In a damning assessment of India’s armed forces, The Economist has published a report on how the country’s international ambitions simply don’t match its military muscle.
“India is not as strong militarily as the numbers might suggest,” says the article, going on to claim how despite looking good on paper, India’s armed forces are in fact outdated or ill-maintained.
“Our air defence is in a shocking state,” the report quoted Ajai Shukla, a commentator on military affairs, as saying. He said, “What’s in place is mostly 1970s vintage, and it may take ten years to install the fancy new gear.”
The report said that on paper, India’s air force is the world’s fourth largest, with around 2,000 aircraft in service. “But an internal report seen in 2014 by IHS Jane’s, a defence publication, revealed that only 60% were typically fit to fly,” it said.
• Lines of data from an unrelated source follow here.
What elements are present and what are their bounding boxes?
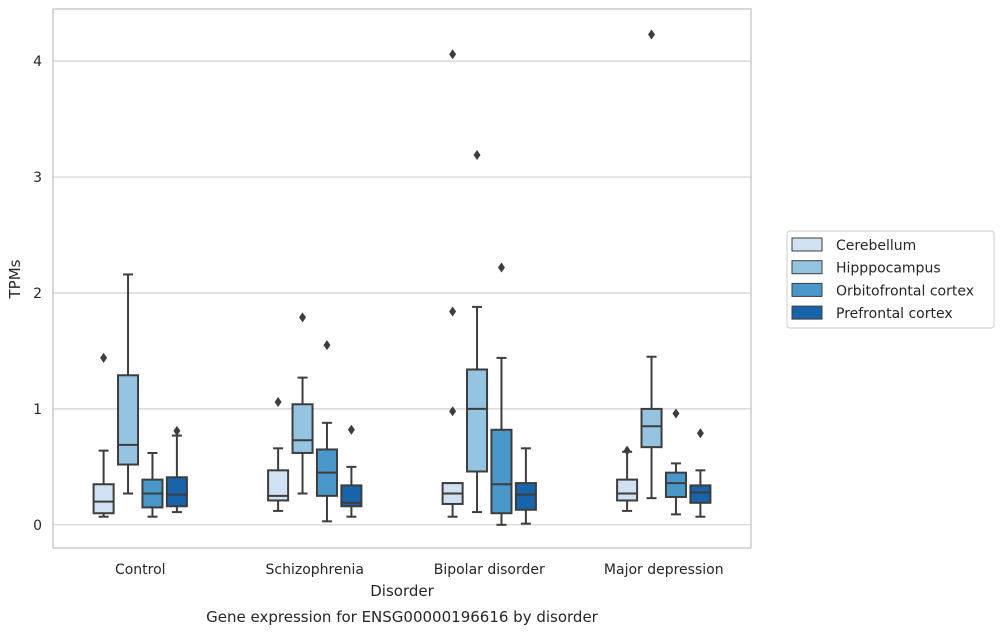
legend-frame (786, 230, 995, 329)
box-iqr (291, 403, 314, 454)
plot-area (92, 29, 712, 526)
legend-label: Orbitofrontal cortex (836, 283, 974, 299)
box-prefrontal-cortex (340, 424, 363, 518)
box-iqr (514, 482, 537, 511)
legend-swatch (791, 282, 823, 297)
legend-swatch (791, 260, 823, 275)
outlier-point (672, 408, 680, 419)
box-iqr (92, 483, 115, 515)
outlier-point (173, 425, 181, 436)
y-tick-label: 3 (33, 170, 42, 186)
x-tick-label: Major depression (604, 562, 724, 578)
outlier-point (299, 312, 307, 323)
box-hipppocampus (640, 29, 663, 500)
box-iqr (689, 484, 712, 504)
y-tick-label: 4 (33, 54, 42, 70)
box-prefrontal-cortex (514, 447, 537, 525)
outlier-point (347, 424, 355, 435)
legend: Cerebellum Hipppocampus Orbitofrontal cort… (786, 230, 995, 329)
box-orbitofrontal-cortex (141, 451, 164, 518)
x-tick-label: Schizophrenia (266, 562, 364, 578)
box-iqr (466, 368, 489, 473)
y-tick-label: 1 (33, 402, 42, 418)
box-iqr (616, 478, 639, 502)
box-iqr (664, 471, 687, 498)
outlier-point (100, 352, 108, 363)
outlier-point (696, 428, 704, 439)
outlier-point (323, 340, 331, 351)
legend-label: Cerebellum (836, 238, 916, 254)
outlier-point (623, 445, 631, 456)
box-iqr (267, 469, 290, 502)
box-orbitofrontal-cortex (490, 262, 513, 526)
y-tick-label: 2 (33, 286, 42, 302)
box-hipppocampus (291, 312, 314, 495)
outlier-point (497, 262, 505, 273)
outlier-point (449, 306, 457, 317)
legend-label: Hipppocampus (836, 261, 941, 277)
legend-label: Prefrontal cortex (836, 306, 953, 322)
x-tick-label: Bipolar disorder (434, 562, 545, 578)
box-cerebellum (267, 396, 290, 512)
y-axis-label: TPMs (6, 259, 24, 299)
box-prefrontal-cortex (689, 428, 712, 518)
box-iqr (340, 484, 363, 508)
legend-swatch (791, 305, 823, 320)
box-orbitofrontal-cortex (315, 340, 338, 523)
gridlines (53, 60, 751, 526)
box-cerebellum (616, 445, 639, 512)
outlier-point (274, 396, 282, 407)
box-hipppocampus (466, 150, 489, 514)
outlier-point (473, 150, 481, 161)
box-prefrontal-cortex (165, 425, 188, 514)
outlier-point (648, 29, 656, 40)
outlier-point (449, 406, 457, 417)
box-hipppocampus (117, 273, 140, 495)
box-iqr (490, 428, 513, 515)
outlier-point (449, 49, 457, 60)
box-iqr (640, 407, 663, 449)
legend-swatch (791, 237, 823, 252)
chart-caption: Gene expression for ENSG00000196616 by d… (206, 608, 599, 626)
box-cerebellum (441, 49, 464, 518)
y-tick-label: 0 (33, 518, 42, 534)
box-orbitofrontal-cortex (664, 408, 687, 516)
x-axis-ticks: Control Schizophrenia Bipolar disorder Majo… (115, 562, 724, 578)
y-axis-ticks: 0 1 2 3 4 (33, 54, 42, 534)
x-tick-label: Control (115, 562, 166, 578)
box-cerebellum (92, 352, 115, 518)
x-axis-label: Disorder (370, 582, 434, 600)
box-iqr (117, 374, 140, 466)
plot-frame (52, 8, 752, 549)
box-iqr (165, 476, 188, 508)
The report quoted another earlier report this year by a government accounting agency estimated that the “serviceability” of the 45 MiG 29K jets that are the pride of the Indian navy’s air arm ranged between 16% and 38%.
They were intended to fly from the carrier currently under construction, which was ordered more than 15 years ago and was meant to have been launched in 2010. According to the government’s auditors the ship, after some 1,150 modifications, now looks unlikely to sail before 2023.
India fields the world’s second-biggest standing army, after China, with long fighting experience in a variety of terrains and situations. “Yet there are serious chinks in India’s armour. Much of its weaponry is, in fact, outdated or ill maintained.”
The report also addressed how India’s military is scandal-prone. “Corruption has been a problem in the past, and observers rightly wonder how guerrillas manage to penetrate heavily guarded bases repeatedly. Lately the Indian public has been treated to legal battles between generals over promotions, loud disputes over pay and orders for officers to lose weight.”
The deeper problem, the report added, with India’s military is structural. The three services are each reasonably competent, say security experts; the trouble is that they function as separate fiefdoms. “No service talks to the others, and the civilians in the Ministry of Defence don’t talk to them,” says Shukla.